Early in the legislative session that begins next month, the Washington Transportation Commission will send state lawmakers a 20-year plan that declares between $175 billion and $200 billion in unfunded state and local transportation needs over the next two decades.
That stress-inducing message comes at a time when the traditional sources of transportation funding are waning and the mood of voters is scaring elected officials away from talk of new or increased revenues.
Unless the dilemma is resolved, the state’s economy, which is heavily reliant on freight mobility, will be at serious risk.
For reasons ranging from more efficient motor vehicles to greater use of alternative transportation modes to a tight economy, gasoline consumption nationwide is dropping and unlikely ever to return to levels reached in 2006. That’s great for the environment, great for the economy and great for national security, but it’s chilling for a deteriorating highway network that depends on gasoline taxes.
In Washington, according to Transportation Secretary Paula Hammond, 75 percent of the state’s transportation funding comes from the gasoline tax, the base rate of which has been 23 cents a gallon for the past two decades. In 2003 and 2005, voters did approve two measures totaling an added 14.5 cents a gallon, but for the next 25 to 30 years those proceeds will be paying off bonds that already have been spent on 400 projects around the state. Meanwhile, Hammond says, every penny of the state’s federal gasoline tax formula is needed for maintenance of existing infrastructure.

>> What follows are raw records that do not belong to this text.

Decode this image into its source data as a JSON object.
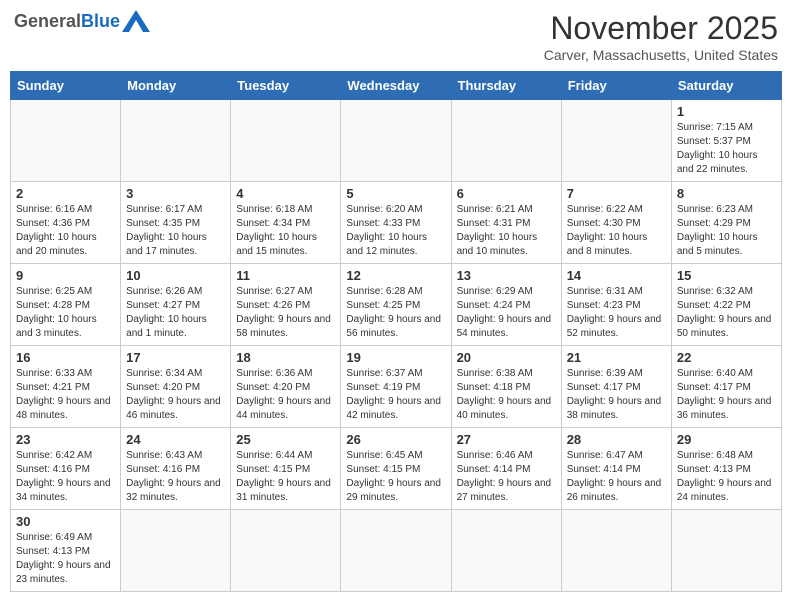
{
  "logo": {
    "general": "General",
    "blue": "Blue"
  },
  "header": {
    "title": "November 2025",
    "subtitle": "Carver, Massachusetts, United States"
  },
  "weekdays": [
    "Sunday",
    "Monday",
    "Tuesday",
    "Wednesday",
    "Thursday",
    "Friday",
    "Saturday"
  ],
  "weeks": [
    [
      {
        "day": "",
        "info": ""
      },
      {
        "day": "",
        "info": ""
      },
      {
        "day": "",
        "info": ""
      },
      {
        "day": "",
        "info": ""
      },
      {
        "day": "",
        "info": ""
      },
      {
        "day": "",
        "info": ""
      },
      {
        "day": "1",
        "info": "Sunrise: 7:15 AM\nSunset: 5:37 PM\nDaylight: 10 hours and 22 minutes."
      }
    ],
    [
      {
        "day": "2",
        "info": "Sunrise: 6:16 AM\nSunset: 4:36 PM\nDaylight: 10 hours and 20 minutes."
      },
      {
        "day": "3",
        "info": "Sunrise: 6:17 AM\nSunset: 4:35 PM\nDaylight: 10 hours and 17 minutes."
      },
      {
        "day": "4",
        "info": "Sunrise: 6:18 AM\nSunset: 4:34 PM\nDaylight: 10 hours and 15 minutes."
      },
      {
        "day": "5",
        "info": "Sunrise: 6:20 AM\nSunset: 4:33 PM\nDaylight: 10 hours and 12 minutes."
      },
      {
        "day": "6",
        "info": "Sunrise: 6:21 AM\nSunset: 4:31 PM\nDaylight: 10 hours and 10 minutes."
      },
      {
        "day": "7",
        "info": "Sunrise: 6:22 AM\nSunset: 4:30 PM\nDaylight: 10 hours and 8 minutes."
      },
      {
        "day": "8",
        "info": "Sunrise: 6:23 AM\nSunset: 4:29 PM\nDaylight: 10 hours and 5 minutes."
      }
    ],
    [
      {
        "day": "9",
        "info": "Sunrise: 6:25 AM\nSunset: 4:28 PM\nDaylight: 10 hours and 3 minutes."
      },
      {
        "day": "10",
        "info": "Sunrise: 6:26 AM\nSunset: 4:27 PM\nDaylight: 10 hours and 1 minute."
      },
      {
        "day": "11",
        "info": "Sunrise: 6:27 AM\nSunset: 4:26 PM\nDaylight: 9 hours and 58 minutes."
      },
      {
        "day": "12",
        "info": "Sunrise: 6:28 AM\nSunset: 4:25 PM\nDaylight: 9 hours and 56 minutes."
      },
      {
        "day": "13",
        "info": "Sunrise: 6:29 AM\nSunset: 4:24 PM\nDaylight: 9 hours and 54 minutes."
      },
      {
        "day": "14",
        "info": "Sunrise: 6:31 AM\nSunset: 4:23 PM\nDaylight: 9 hours and 52 minutes."
      },
      {
        "day": "15",
        "info": "Sunrise: 6:32 AM\nSunset: 4:22 PM\nDaylight: 9 hours and 50 minutes."
      }
    ],
    [
      {
        "day": "16",
        "info": "Sunrise: 6:33 AM\nSunset: 4:21 PM\nDaylight: 9 hours and 48 minutes."
      },
      {
        "day": "17",
        "info": "Sunrise: 6:34 AM\nSunset: 4:20 PM\nDaylight: 9 hours and 46 minutes."
      },
      {
        "day": "18",
        "info": "Sunrise: 6:36 AM\nSunset: 4:20 PM\nDaylight: 9 hours and 44 minutes."
      },
      {
        "day": "19",
        "info": "Sunrise: 6:37 AM\nSunset: 4:19 PM\nDaylight: 9 hours and 42 minutes."
      },
      {
        "day": "20",
        "info": "Sunrise: 6:38 AM\nSunset: 4:18 PM\nDaylight: 9 hours and 40 minutes."
      },
      {
        "day": "21",
        "info": "Sunrise: 6:39 AM\nSunset: 4:17 PM\nDaylight: 9 hours and 38 minutes."
      },
      {
        "day": "22",
        "info": "Sunrise: 6:40 AM\nSunset: 4:17 PM\nDaylight: 9 hours and 36 minutes."
      }
    ],
    [
      {
        "day": "23",
        "info": "Sunrise: 6:42 AM\nSunset: 4:16 PM\nDaylight: 9 hours and 34 minutes."
      },
      {
        "day": "24",
        "info": "Sunrise: 6:43 AM\nSunset: 4:16 PM\nDaylight: 9 hours and 32 minutes."
      },
      {
        "day": "25",
        "info": "Sunrise: 6:44 AM\nSunset: 4:15 PM\nDaylight: 9 hours and 31 minutes."
      },
      {
        "day": "26",
        "info": "Sunrise: 6:45 AM\nSunset: 4:15 PM\nDaylight: 9 hours and 29 minutes."
      },
      {
        "day": "27",
        "info": "Sunrise: 6:46 AM\nSunset: 4:14 PM\nDaylight: 9 hours and 27 minutes."
      },
      {
        "day": "28",
        "info": "Sunrise: 6:47 AM\nSunset: 4:14 PM\nDaylight: 9 hours and 26 minutes."
      },
      {
        "day": "29",
        "info": "Sunrise: 6:48 AM\nSunset: 4:13 PM\nDaylight: 9 hours and 24 minutes."
      }
    ],
    [
      {
        "day": "30",
        "info": "Sunrise: 6:49 AM\nSunset: 4:13 PM\nDaylight: 9 hours and 23 minutes."
      },
      {
        "day": "",
        "info": ""
      },
      {
        "day": "",
        "info": ""
      },
      {
        "day": "",
        "info": ""
      },
      {
        "day": "",
        "info": ""
      },
      {
        "day": "",
        "info": ""
      },
      {
        "day": "",
        "info": ""
      }
    ]
  ]
}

Maintaining what we have is the top priority listed in the Transportation Commission’s plan, which expresses a preference for projects that can assure measurable benefits and for integrating all facets of the transportation system into a connected whole. Unfortunately, as Transportation Commission member Carol Moser from the Tri-Cities noted recently, the present tax system “can’t keep up with maintenance, replacement or new needs.”
The 2011 legislative session may be the most demanding in living memory. The recession has slashed state revenues and required excruciating cuts. The 2010 election, meanwhile, convinced many politicians that the mere mention of taxes, fees or other revenue increases is political suicide.
But without sufficient capacity for the transportation of goods and people, the state economy will not provide the jobs and revenues needed to sustain economic recovery. A hasty rush to increase taxes for transportation or any other purpose would be foolhardy, but Washington lawmakers need to muster the courage to explore what it will take to keep the state moving.
At some point during the coming biennium, that’s likely to mean an increase in the gasoline tax, at least for the short term. The bigger challenge will be to replace it with a long-term funding structure better suited to a world of electric and other high-mileage vehicles.
They must not allow political timidity to prevent them from addressing this urgent challenge.